同時に響く、ようやくつながったという焦りと怒りが混じる罵るような声。
だが彼はその言葉に決して反応する事もなく、皮肉った笑みを浮かべることすらしなかった。
「……もう俺は戻れないんだろう」
返事を待たず、彼はそれだけ一言言うと気軽にそれを放り投げた。
くるりと音もなく一回転して、ビルの縁に当たるとプラスチックの割れる独特の音が響いた。
――いかれた
彼は、同時に電子部品でも最も重要なものも一緒に砕けたのを知った。
何気なく視線を向けると、電話は縁でバウンドして落下しようとしていた。
僅かな放電。
バッテリーから空中へと無駄にエネルギーが漏出していく。
その非常に小さな力の流れを最後に、彼の知覚出来る範囲からそれは姿を消した。
何もない虚空へと。
ただビルの谷間へと。
それを何の感情もない目で見つめて、彼は風景に背を向けた。
コンクリートの埃と罅が足の裏を打つ。
はげたタイルが、コンクリとかみ合ってきしむ。
やがて彼の口元に笑みが浮かび――四角く切り取った闇の中へと彼は沈んでいった。
岡崎は電話を叩き付けるようにして切った。
――……出来損ないが
彼はいらいらしていた。
普段部下の前では見せないような険しい顔つきで、先程まで響いていた電子音を振り払うように首を振った。
はっきり言って失態としか言えないような事件だ。
初めは――そう、一番初めにはこんな事になるはずがなかったのに。
――予定外だ。矢環の回収にも時間がかかるだろうし
自分の周囲が全て埋められていくような気がする。
「畜生」
彼に似合わない言葉は喉を絞り尽くしたようなかすれた声で、部屋の中に染み渡った。
大学病院はあまりに閑かなところだった。
転院した木下待っていたのは窓のない部屋ではなく、ごく普通の個室だった。
事実上の実験動物扱いだとしても、ここはむしろ住み良いところだと言えるだろう。
転院してすぐ様々な検査を受けることになった。
カルテも全く新たに作成される――『奇病』、それも突然ミンチになって死ぬという病気だ。
「べつに、そう言う病気が珍しい訳ではありません」
検査の途中、気になった木下の質問に彼はそう答えた。
「有名な出血熱の類には、内臓から何から液状になってしまうものもあるんですよ」
勿論そんな危険な病気は簡単には流行らないようになってるらしい。
たとえばエボラ出血熱は嫌気性のため、体液接触でしか感染できない、とか。
それもアフリカの奥地に生息する一部の猿にしかない病気だった、とか。
人類が、それも世界の各地を行き来するうちにたまたま触れた病気――そう言う物が多いらしい。
「大抵の場合」
医者は続ける。
「発見が遅れたそんな『旧い』ケースは、大抵の化学薬物に耐性がありません」
変種が産まれるケースではそうは行かないが、ウィルスが薬物に一度も会わなかった為向こうも免疫がないのだ。

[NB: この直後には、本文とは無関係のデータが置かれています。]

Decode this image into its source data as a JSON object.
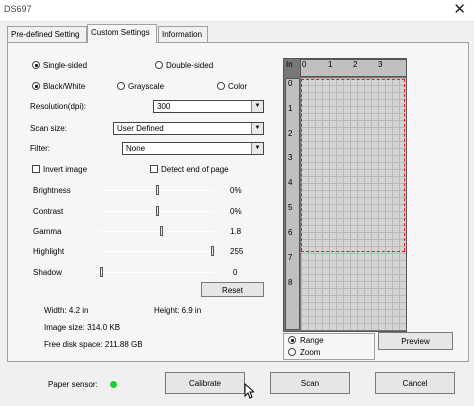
{
  "window": {
    "title": "DS697",
    "close_glyph": "✕"
  },
  "tabs": [
    {
      "label": "Pre-defined Setting"
    },
    {
      "label": "Custom Settings"
    },
    {
      "label": "Information"
    }
  ],
  "scan_side": {
    "single": "Single-sided",
    "double": "Double-sided",
    "selected": "Single-sided"
  },
  "color_mode": {
    "bw": "Black/White",
    "gray": "Grayscale",
    "color": "Color",
    "selected": "Black/White"
  },
  "resolution": {
    "label": "Resolution(dpi):",
    "value": "300"
  },
  "scan_size": {
    "label": "Scan size:",
    "value": "User Defined"
  },
  "filter": {
    "label": "Filter:",
    "value": "None"
  },
  "invert_image": {
    "label": "Invert image",
    "checked": false
  },
  "detect_end": {
    "label": "Detect end of page",
    "checked": false
  },
  "sliders": [
    {
      "label": "Brightness",
      "value": "0%",
      "level": 0.5
    },
    {
      "label": "Contrast",
      "value": "0%",
      "level": 0.5
    },
    {
      "label": "Gamma",
      "value": "1.8",
      "level": 0.54
    },
    {
      "label": "Highlight",
      "value": "255",
      "level": 1.0
    },
    {
      "label": "Shadow",
      "value": "0",
      "level": 0.0
    }
  ],
  "reset_button": "Reset",
  "info": {
    "width": "Width: 4.2 in",
    "height": "Height: 6.9 in",
    "image_size": "Image size: 314.0 KB",
    "free_disk": "Free disk space: 211.88 GB"
  },
  "preview": {
    "ruler_unit": "In",
    "h_ticks": [
      "0",
      "1",
      "2",
      "3"
    ],
    "v_ticks": [
      "0",
      "1",
      "2",
      "3",
      "4",
      "5",
      "6",
      "7",
      "8"
    ],
    "range_label": "Range",
    "zoom_label": "Zoom",
    "mode_selected": "Range",
    "preview_button": "Preview"
  },
  "paper_sensor": {
    "label": "Paper sensor:",
    "status_color": "#22cc33"
  },
  "buttons": {
    "calibrate": "Calibrate",
    "scan": "Scan",
    "cancel": "Cancel"
  },
  "colors": {
    "selection": "#e02020",
    "panel": "#f6f6f6"
  }
}
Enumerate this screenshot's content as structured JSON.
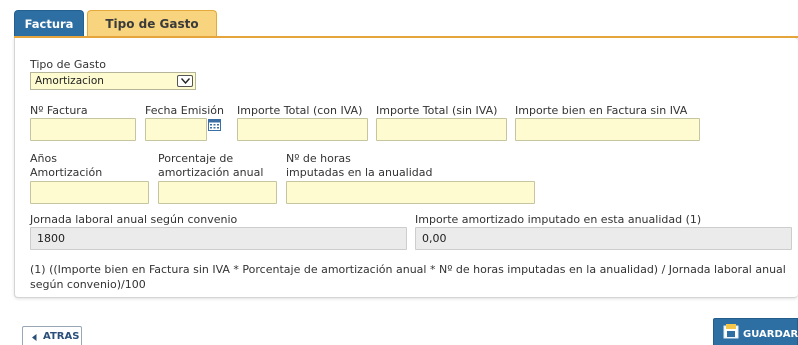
{
  "tabs": [
    {
      "label": "Factura"
    },
    {
      "label": "Tipo de Gasto"
    }
  ],
  "form": {
    "tipo_gasto_label": "Tipo de Gasto",
    "tipo_gasto_value": "Amortizacion",
    "n_factura_label": "Nº Factura",
    "fecha_emision_label": "Fecha Emisión",
    "importe_con_iva_label": "Importe Total (con IVA)",
    "importe_sin_iva_label": "Importe Total (sin IVA)",
    "importe_bien_label": "Importe bien en Factura sin IVA",
    "anos_label_1": "Años",
    "anos_label_2": "Amortización",
    "porcentaje_label_1": "Porcentaje de",
    "porcentaje_label_2": "amortización anual",
    "horas_label_1": "Nº de horas",
    "horas_label_2": "imputadas en la anualidad",
    "jornada_label": "Jornada laboral anual según convenio",
    "jornada_value": "1800",
    "importe_amortizado_label": "Importe amortizado imputado en esta anualidad (1)",
    "importe_amortizado_value": "0,00",
    "note": "(1) ((Importe bien en Factura sin IVA * Porcentaje de amortización anual * Nº de horas imputadas en la anualidad) / Jornada laboral anual según convenio)/100"
  },
  "buttons": {
    "back_label": "ATRAS",
    "save_label": "GUARDAR"
  },
  "icons": {
    "calendar": "calendar-icon",
    "back_arrow": "arrow-left-icon",
    "save": "save-icon",
    "dropdown": "chevron-down-icon"
  },
  "colors": {
    "tab_active_bg": "#f9d47e",
    "tab_inactive_bg": "#2e6fa3",
    "input_bg": "#fefbd0",
    "readonly_bg": "#ebebeb",
    "save_button_bg": "#2e6fa3"
  }
}
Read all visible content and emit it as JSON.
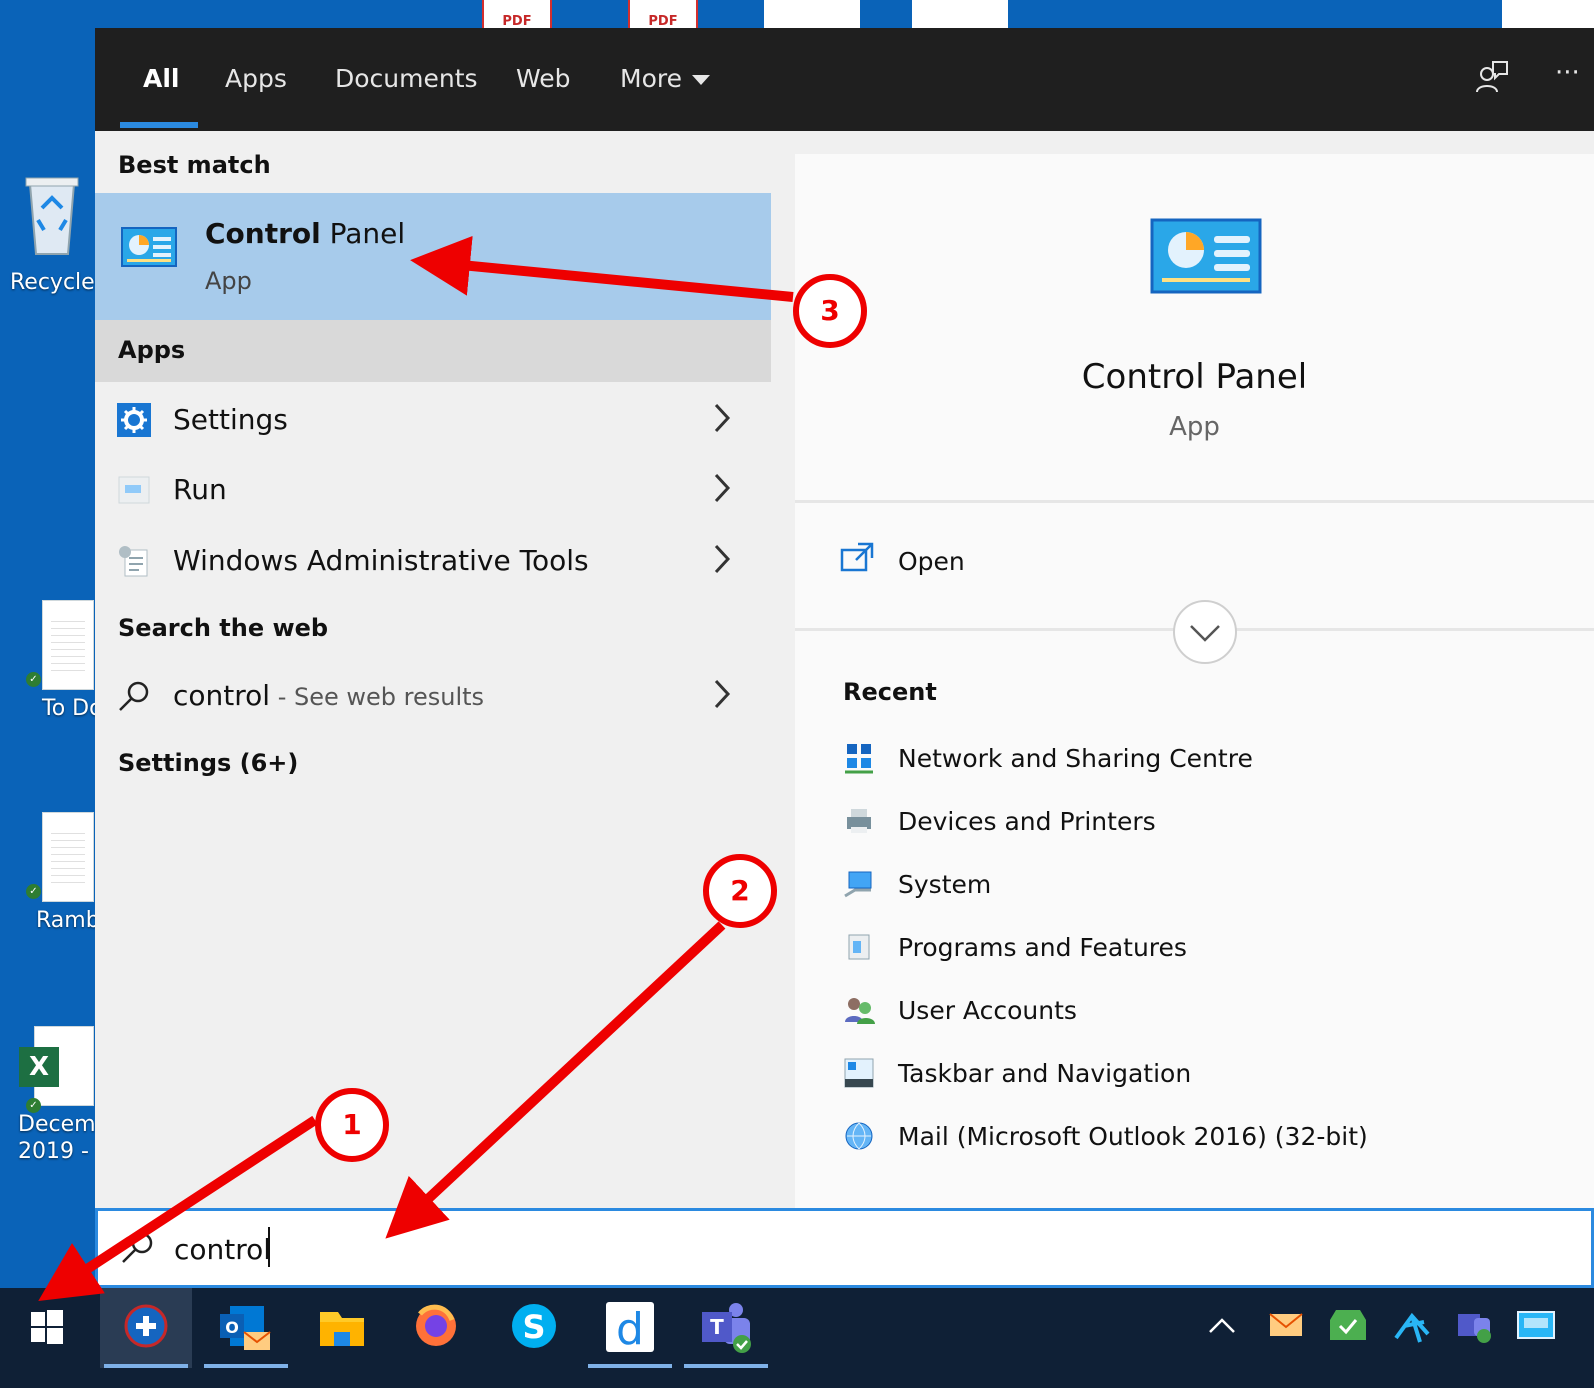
{
  "tabs": [
    {
      "label": "All"
    },
    {
      "label": "Apps"
    },
    {
      "label": "Documents"
    },
    {
      "label": "Web"
    },
    {
      "label": "More"
    }
  ],
  "desktop": {
    "recycle_label": "Recycle",
    "todo_label": "To Do",
    "ramb_label": "Ramb",
    "excel_label1": "Decem",
    "excel_label2": "2019 -",
    "pdf_label": "PDF"
  },
  "best_match": {
    "heading": "Best match",
    "title_bold": "Control",
    "title_rest": " Panel",
    "subtitle": "App"
  },
  "apps": {
    "heading": "Apps",
    "items": [
      {
        "label": "Settings",
        "icon": "settings-gear-icon"
      },
      {
        "label": "Run",
        "icon": "run-icon"
      },
      {
        "label": "Windows Administrative Tools",
        "icon": "admin-tools-icon"
      }
    ]
  },
  "web": {
    "heading": "Search the web",
    "query": "control",
    "suffix": " - See web results"
  },
  "settings_group": {
    "heading": "Settings (6+)"
  },
  "preview": {
    "title": "Control Panel",
    "subtitle": "App",
    "open_label": "Open",
    "recent_heading": "Recent",
    "recent": [
      {
        "label": "Network and Sharing Centre",
        "icon": "network-icon"
      },
      {
        "label": "Devices and Printers",
        "icon": "printer-icon"
      },
      {
        "label": "System",
        "icon": "system-icon"
      },
      {
        "label": "Programs and Features",
        "icon": "programs-icon"
      },
      {
        "label": "User Accounts",
        "icon": "users-icon"
      },
      {
        "label": "Taskbar and Navigation",
        "icon": "taskbar-icon"
      },
      {
        "label": "Mail (Microsoft Outlook 2016) (32-bit)",
        "icon": "mail-globe-icon"
      }
    ]
  },
  "search": {
    "value": "control"
  },
  "annotations": [
    {
      "label": "1"
    },
    {
      "label": "2"
    },
    {
      "label": "3"
    }
  ],
  "colors": {
    "accent": "#2b8ae0",
    "selection": "#a7cbeb",
    "desktop": "#0a63b8",
    "taskbar": "#0f2036",
    "annotation": "#e00000"
  }
}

ただ症状の進行が早く薬での治療が間に合わなかったりする場合もある。
「今回……刑事さんが立て続けに同じ症状で倒れたとか、今ちょっと大変なんですよ」
「え?」
「駅周辺で、昨日何人も同じ病気らしい物にかかっててね。うちで抱えきれないぐらいで」
それでだろう。
納得はできるが、それでも一つ気になることがあった。
――矢環のことだ。
矢環には書類仕事の指示しておいたはずだ。
何故その意味不明な病気で倒れて――それも、駅周辺に出没して――いるのか。
「ただ、もし病気だとしても木下さんの場合はかなり軽度ですよ。酷い人は意識がありませんから」
一通り検査を終え病質に戻る前に、医者はそう言った。
高熱が出て、脈がおかしい患者が一番酷いそうだが、彼はかなり高齢なのでどれが病気の症状なのか判らないという。
「矢環…もう一人の刑事ってのは、どうなんです」
医者は眉を顰めて苦い表情になった。
その貌の意味を考えるまもなく木下は続ける。
「そいつは俺の部下だ。是非知っておきたい」
「それは……」
医者は難しい貌を続ける。
「酷いには、酷いです。彼も高熱が出て昨晩から意識不明です」
そう言うと渋い表情で首を振った。
「……原因を、追求するしかないんです」
研究者と医者を掛け合わせたような彼は、その若さの割には渋い表情を浮かべて拳を握りしめた。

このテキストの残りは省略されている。